In 2017, with the support of the industry research and development agency Horticulture Innovation Australia (HIA), the Hawkesbury Institute for the Environment commissioned the National Vegetable Protected Cropping Centre (NVPCC) — a huge, 1,700 m2 research glasshouse with eight rooms that can be independently controlled to adjust environmental parameters such as carbon dioxide level and temperature.
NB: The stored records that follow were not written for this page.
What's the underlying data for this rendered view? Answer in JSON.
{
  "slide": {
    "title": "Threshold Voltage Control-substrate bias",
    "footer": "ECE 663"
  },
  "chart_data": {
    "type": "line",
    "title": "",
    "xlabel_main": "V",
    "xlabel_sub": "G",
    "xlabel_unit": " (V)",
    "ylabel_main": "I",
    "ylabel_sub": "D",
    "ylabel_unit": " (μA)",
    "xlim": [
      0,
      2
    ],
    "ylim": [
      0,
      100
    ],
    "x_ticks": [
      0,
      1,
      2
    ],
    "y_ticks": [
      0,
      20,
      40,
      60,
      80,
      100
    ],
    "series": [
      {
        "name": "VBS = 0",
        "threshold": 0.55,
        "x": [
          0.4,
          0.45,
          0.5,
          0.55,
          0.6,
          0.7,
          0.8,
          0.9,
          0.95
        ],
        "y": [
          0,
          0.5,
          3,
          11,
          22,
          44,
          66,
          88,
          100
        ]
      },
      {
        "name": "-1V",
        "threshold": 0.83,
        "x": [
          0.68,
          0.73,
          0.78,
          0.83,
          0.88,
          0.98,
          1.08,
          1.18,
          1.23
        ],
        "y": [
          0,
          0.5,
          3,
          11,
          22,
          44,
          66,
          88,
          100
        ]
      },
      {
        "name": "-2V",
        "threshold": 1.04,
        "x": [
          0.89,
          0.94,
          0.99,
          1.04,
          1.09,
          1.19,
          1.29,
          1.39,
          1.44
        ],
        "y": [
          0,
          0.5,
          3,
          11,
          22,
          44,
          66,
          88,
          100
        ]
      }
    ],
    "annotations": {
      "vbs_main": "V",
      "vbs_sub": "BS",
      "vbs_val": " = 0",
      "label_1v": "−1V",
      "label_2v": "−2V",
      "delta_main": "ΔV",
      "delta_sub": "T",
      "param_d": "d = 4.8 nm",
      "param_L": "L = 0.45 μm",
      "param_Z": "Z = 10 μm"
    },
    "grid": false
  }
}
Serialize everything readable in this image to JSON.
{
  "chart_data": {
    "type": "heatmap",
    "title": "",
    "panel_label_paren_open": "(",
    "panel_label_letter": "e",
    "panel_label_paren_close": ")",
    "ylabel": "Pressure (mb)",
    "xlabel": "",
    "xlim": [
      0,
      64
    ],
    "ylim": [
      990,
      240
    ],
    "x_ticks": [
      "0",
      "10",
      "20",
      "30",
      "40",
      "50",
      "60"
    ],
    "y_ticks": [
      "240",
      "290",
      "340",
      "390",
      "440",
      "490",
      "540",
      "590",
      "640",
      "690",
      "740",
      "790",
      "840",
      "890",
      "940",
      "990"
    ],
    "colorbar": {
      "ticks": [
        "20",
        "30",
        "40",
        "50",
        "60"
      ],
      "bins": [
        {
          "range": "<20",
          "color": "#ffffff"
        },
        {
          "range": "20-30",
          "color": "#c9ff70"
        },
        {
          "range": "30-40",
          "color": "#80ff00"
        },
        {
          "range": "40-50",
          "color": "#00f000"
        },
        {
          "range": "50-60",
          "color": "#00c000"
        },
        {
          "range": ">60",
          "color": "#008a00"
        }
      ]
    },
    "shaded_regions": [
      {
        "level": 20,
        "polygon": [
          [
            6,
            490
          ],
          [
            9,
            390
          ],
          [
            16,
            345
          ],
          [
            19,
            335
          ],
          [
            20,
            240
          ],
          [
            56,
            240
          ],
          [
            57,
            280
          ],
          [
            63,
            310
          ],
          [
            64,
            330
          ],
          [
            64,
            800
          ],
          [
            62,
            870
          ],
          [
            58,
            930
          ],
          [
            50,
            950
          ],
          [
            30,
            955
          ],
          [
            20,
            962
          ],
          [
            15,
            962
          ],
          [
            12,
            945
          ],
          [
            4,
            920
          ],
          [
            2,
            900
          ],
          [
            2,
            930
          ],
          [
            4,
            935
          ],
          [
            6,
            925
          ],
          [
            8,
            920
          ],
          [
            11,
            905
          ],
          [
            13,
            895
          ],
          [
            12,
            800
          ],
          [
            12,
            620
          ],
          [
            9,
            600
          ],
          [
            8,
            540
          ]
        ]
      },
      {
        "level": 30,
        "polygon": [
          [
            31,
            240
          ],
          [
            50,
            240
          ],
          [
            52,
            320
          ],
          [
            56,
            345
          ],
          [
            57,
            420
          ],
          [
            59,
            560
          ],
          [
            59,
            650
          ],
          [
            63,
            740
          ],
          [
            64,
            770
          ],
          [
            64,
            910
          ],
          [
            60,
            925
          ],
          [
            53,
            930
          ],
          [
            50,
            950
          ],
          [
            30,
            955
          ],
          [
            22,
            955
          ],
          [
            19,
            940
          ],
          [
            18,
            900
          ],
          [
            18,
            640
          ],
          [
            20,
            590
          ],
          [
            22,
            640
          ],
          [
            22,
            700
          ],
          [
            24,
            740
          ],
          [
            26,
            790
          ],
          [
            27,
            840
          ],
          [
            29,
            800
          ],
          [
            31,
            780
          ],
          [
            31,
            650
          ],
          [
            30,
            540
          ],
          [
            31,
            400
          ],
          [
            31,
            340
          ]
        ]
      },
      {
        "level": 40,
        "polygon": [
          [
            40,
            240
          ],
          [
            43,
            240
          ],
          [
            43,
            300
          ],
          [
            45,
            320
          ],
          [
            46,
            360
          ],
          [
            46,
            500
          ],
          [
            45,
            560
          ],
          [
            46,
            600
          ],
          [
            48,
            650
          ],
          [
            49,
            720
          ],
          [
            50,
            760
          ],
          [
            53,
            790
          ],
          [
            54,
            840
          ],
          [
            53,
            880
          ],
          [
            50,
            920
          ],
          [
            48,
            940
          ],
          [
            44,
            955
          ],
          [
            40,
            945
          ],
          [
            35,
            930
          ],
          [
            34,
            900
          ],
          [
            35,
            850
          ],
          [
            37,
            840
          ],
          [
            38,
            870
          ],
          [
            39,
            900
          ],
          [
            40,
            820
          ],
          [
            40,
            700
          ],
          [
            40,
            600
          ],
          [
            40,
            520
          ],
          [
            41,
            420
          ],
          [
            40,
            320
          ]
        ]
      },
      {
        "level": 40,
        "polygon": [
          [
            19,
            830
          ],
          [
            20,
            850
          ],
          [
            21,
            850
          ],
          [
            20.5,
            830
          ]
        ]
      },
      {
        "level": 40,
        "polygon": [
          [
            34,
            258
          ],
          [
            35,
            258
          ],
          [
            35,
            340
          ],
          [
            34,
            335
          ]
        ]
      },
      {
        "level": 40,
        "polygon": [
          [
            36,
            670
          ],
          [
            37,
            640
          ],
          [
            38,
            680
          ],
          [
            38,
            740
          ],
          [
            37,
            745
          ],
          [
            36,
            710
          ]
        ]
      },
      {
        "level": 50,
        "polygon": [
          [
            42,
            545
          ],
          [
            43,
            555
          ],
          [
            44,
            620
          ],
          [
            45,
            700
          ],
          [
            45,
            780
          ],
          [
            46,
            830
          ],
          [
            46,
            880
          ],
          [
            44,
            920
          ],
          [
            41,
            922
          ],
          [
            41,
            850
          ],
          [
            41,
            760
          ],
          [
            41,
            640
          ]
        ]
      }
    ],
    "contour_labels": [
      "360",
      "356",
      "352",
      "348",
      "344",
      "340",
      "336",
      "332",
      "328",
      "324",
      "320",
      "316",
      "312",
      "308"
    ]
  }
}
It also provided an ideal structure for the trial of smart glass technologies.

“We found that while the smart glass reduced energy use inside the glasshouse, it also reduced overall light intensity and some wavelengths of light, including red light which is important for photosynthesis,” says Tissue. “Two plant varieties, eggplants and capsicum, were tested inside the smart glass,” says Dr Chenchen Zhao, a postdoctoral fellow in Tissue’s lab. “The larger fruit, eggplants, had a decreased crop yield, compared to the smaller fruit, capsicum, which were not affected as much in terms of crop yield in the smart glasshouse.”

“The reduction in light led to reduced carbon availability and subsequently reduced crop production, although it also led to lower nutrient and water use,” explains Tissue. “Importantly, we identified the limitations to the current smart glass specifications and have developed some ways to improve it.”

(Left to right) Chelsea Maier, Chenchen Zhou, Yagiz Alagoz, Norbert Klause and Xin He.© Daniel Boud

“The research group is working toward developing a film that will reduce wavelengths of light unnecessary for plant development while allowing full transmission of wavelengths that are,” says Chelsea Maier, the glasshouse’s facility co-ordinator.

Research developed at the NVPCC will inform the research that will be carried out by the newly established Future Food Systems Cooperative Research Centre (CRC) at Western Sydney University in collaboration with the University of New South Wales and other institutions nationwide.

“Through the substantial support of HIA and, soon, the Future Food Systems CRC, we have been able to address many of our main objectives by involving technicians, PhD students, and post-doctoral researchers in the research, and developing new technical solutions to maximise food production while minimising resource use and costs,” says Tissue. “We plan to expand on our significant progress on the smart glass project through Western’s role in the CRC, where we can further modify the technology to provide even greater benefit to crop production by leveraging greater technical capacity including robotics and hyperspectral cameras.”